What reflexes should you adopt to never misuse slash commands again?

Here is a summary of the 12 mistakes ranked by severity and frequency:

  1. /clear without saving - irreversible loss of the entire context.
  2. /compact too early - impoverished summary, degraded context.
  3. /init on an existing project - overwriting the customized CLAUDE.md.
  4. /rewind in rapid succession - uncontrolled deletion of multiple exchanges.
  5. /cost misinterpreted - session/monthly total confusion.
  6. /config not persistent - settings lost on restart.
  7. /model without verification - silent model fallback.
  8. /login without /logout - API key exposure on shared machine.
  9. /memory never used - tokens wasted every session.
  10. /doctor skimmed - warnings ignored.
  11. /help with arguments - invalid syntax silently ignored.
  12. Dangerous combinations - /compact + /clear = total loss.

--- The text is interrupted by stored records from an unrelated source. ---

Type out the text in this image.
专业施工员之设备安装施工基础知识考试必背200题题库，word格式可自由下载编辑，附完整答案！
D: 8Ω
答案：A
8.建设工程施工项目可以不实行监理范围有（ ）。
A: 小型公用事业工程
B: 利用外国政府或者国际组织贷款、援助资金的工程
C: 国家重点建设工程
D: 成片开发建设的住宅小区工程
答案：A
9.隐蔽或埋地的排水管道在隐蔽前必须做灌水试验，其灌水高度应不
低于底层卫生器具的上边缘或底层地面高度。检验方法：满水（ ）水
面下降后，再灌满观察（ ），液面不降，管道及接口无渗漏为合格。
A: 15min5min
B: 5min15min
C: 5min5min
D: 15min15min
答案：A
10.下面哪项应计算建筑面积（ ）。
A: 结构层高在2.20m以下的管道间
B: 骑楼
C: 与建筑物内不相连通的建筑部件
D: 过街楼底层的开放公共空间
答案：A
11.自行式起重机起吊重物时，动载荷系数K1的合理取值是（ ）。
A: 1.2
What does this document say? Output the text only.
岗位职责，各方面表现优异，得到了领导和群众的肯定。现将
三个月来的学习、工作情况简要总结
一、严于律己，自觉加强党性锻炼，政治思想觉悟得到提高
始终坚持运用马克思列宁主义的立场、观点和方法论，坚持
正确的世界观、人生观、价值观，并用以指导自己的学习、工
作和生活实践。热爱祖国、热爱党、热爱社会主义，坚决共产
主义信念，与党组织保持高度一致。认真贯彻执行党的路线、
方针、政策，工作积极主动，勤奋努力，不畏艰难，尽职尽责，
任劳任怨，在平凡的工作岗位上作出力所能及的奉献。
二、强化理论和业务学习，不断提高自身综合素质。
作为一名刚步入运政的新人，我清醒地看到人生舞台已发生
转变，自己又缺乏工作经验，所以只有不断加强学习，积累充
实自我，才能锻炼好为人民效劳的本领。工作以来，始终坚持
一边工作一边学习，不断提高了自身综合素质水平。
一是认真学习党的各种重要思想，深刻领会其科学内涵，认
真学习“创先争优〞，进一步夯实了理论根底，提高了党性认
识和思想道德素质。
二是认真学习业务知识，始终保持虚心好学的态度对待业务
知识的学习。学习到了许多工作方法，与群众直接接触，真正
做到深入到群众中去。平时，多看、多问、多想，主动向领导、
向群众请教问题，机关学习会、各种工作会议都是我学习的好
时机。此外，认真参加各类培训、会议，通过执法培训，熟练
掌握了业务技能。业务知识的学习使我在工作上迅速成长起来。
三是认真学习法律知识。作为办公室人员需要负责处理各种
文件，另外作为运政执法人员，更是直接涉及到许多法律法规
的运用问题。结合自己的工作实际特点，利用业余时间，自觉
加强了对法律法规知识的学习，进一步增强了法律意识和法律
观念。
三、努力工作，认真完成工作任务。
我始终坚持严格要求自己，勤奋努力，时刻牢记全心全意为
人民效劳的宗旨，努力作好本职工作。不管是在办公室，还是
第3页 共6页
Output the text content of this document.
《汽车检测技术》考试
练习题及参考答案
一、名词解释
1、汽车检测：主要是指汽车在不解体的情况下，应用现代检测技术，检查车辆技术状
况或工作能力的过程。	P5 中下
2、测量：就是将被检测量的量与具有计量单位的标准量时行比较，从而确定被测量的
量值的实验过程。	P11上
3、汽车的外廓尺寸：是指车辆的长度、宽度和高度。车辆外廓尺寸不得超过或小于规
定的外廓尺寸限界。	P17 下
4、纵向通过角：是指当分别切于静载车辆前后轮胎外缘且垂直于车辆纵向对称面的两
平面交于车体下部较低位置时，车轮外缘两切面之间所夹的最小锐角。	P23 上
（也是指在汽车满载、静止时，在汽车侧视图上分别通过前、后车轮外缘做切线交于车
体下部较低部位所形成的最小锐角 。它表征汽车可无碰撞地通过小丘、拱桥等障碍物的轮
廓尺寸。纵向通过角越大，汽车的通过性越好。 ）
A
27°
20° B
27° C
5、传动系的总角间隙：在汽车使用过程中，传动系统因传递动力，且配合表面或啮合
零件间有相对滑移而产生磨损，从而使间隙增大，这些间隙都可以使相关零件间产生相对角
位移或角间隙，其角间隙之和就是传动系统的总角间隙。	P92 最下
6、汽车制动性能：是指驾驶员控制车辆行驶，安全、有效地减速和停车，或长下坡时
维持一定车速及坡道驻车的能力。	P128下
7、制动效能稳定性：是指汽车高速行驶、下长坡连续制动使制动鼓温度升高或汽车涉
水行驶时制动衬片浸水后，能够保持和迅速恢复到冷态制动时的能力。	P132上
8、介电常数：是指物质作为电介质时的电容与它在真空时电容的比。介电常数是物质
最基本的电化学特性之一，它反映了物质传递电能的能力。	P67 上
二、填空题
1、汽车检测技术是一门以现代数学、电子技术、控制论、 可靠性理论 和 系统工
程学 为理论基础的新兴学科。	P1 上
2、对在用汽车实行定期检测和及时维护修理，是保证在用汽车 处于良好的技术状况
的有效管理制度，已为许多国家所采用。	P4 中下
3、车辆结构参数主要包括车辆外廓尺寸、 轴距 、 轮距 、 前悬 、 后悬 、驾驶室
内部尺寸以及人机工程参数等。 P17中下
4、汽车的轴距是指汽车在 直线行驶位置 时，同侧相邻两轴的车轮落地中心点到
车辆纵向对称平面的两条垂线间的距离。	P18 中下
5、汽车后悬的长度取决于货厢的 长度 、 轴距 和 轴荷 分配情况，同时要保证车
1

Apply these corrections one by one starting with critical errors. Find the complete syntax in the slash commands cheatsheet and test your knowledge with the tutorial practical exercises.

To consolidate these best practices in a structured setting, the SFEIR Institute Claude Code training guides you in 1 day through all these pitfalls with interactive labs on each command.

Key takeaway: the 4 critical errors (/clear, /compact, /init, /rewind) account for 80% of incidents - fix them first.